Once the interrupt comes, CPU goes into ISR and starts reading RX FIFO messages in any order you prefer. I would suggest from the BOT pointer (while it contains the oldest message) to the TOP pointer. And now the cool part; while you´re reading messages, CAN bus is NOT off...new messages will be received whole time even though you´re reading message objects. Imagine CAN module as several smaller sub-modules where one sub-module is connected directly to CAN bus and receives the messages, then one sub-module does the filtering and decides about acceptance criteria, one as RAM storage where all the data received is stored and so on...All these modules are controlled by state machine but more importantly they all work to be done in parallel. So CPU can access this "RAM storage" sub-module to read the message data field while other sub module is doing receive on the bus. Now you can see that only critical point is is there enough time once the FIFO overflow happens to readout the first message before it will be overwritten by the next received message. If you manage to readout the first message before overflow, you will have valid data and all other message objects will be readout without any collision while interrupt routine will be faster then new CAN message coming on a bus. Let´s investigate this corner case then, were we need to readout the first data before it gets overwritten.

This would be the easiest to explain with some animation but I will try with the text description nevertheless. So initial state is that we have a RX with 4 elements as done in the example. Let´s assume that CUR points to last element in the FIFO (so CUR == TOP), meaning next message will fill the FIFO and FIFO overflow event will be triggered. A new message is received, hardware automatically sets CUR pointer to BOT pointer, CUR is now equal to SEL and interrupt is triggered. This will happen immediately after the last message in the FIFO is received. Now let´s discuss a bit about CAN protocol itself. I don´t know exactly about your planned CAN network load (how much time will something be sent over CAN bus). I will take the worst case possible which is not possible in the real application but just for the sake of calculations. Let´s assume you have 100% CAN bus load (no idle times, after one CAN message comes next one immediately). CAN baudrate...500kbit/s why not...now for the message data length...it can be from 0 to 8 bytes (I don´t know for your exact requirements but I´m pretty sure you will try to use the as much data field as possible to improve CAN bus utilization). So I will take for my example 8 bytes of data. Except data field what do we have more in CAN format...arbitration field (13 bits), reserved bit, control field (4 bits), CRC field (15 + 1 bit), End Of frame (7 bits) and intermission phase (3 bits)....together with 8 bytes of data field (64 bits) we can assume we have 108 bits (give or take if I have maybe forget some bits) to be received by the CAN RX module. With 500kbits/s these 108 bits to be received will take 216 us. So we have 216us before our oldest message will be overwritten.

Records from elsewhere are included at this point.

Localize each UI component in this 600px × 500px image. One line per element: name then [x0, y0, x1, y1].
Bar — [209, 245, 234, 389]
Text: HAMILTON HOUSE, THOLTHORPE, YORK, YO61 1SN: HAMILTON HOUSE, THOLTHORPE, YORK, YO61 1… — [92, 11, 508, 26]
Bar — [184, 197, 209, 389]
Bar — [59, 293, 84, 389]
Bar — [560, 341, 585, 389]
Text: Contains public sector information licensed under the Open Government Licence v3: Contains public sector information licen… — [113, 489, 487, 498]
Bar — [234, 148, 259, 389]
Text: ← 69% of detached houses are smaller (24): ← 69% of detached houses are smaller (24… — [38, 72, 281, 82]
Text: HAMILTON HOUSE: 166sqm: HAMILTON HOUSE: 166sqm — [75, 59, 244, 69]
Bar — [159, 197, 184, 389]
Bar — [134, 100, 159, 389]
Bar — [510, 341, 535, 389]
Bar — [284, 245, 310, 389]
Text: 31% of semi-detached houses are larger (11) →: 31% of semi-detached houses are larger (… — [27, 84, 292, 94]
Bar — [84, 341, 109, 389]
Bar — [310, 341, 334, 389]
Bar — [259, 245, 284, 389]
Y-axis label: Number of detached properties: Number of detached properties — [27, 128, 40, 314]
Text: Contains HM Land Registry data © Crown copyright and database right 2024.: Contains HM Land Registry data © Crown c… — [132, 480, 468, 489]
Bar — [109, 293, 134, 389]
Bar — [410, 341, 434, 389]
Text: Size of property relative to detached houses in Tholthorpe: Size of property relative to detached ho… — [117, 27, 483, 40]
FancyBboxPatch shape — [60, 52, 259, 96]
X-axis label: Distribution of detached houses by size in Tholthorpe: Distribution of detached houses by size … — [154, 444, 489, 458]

XMC1400 runs on 96 MHz and if take we assume that every ARM assembly instruction take 1 clock cycle (to simplify things) you can perform up to 20735 instructions...and how many instructions you need to read first (as I previously mentioned first message is critical one, later one you will read for sure without issues if you manage the first one) message. Well, definitely less than 20000 😛 Of course there is some time before the message is received and hardware increments the CUR pointer and "detects" CUR == SEL and raises interrupt flag but 216us is quite some time in embedded world.

So, here are some thought of mine and some rough calculations to provide some plausibility to them...let me know if something is obviously wrong with my observations but I hope that you see that there is quite some possibilities with the MultiCAN+ module and that you be pretty creative with it.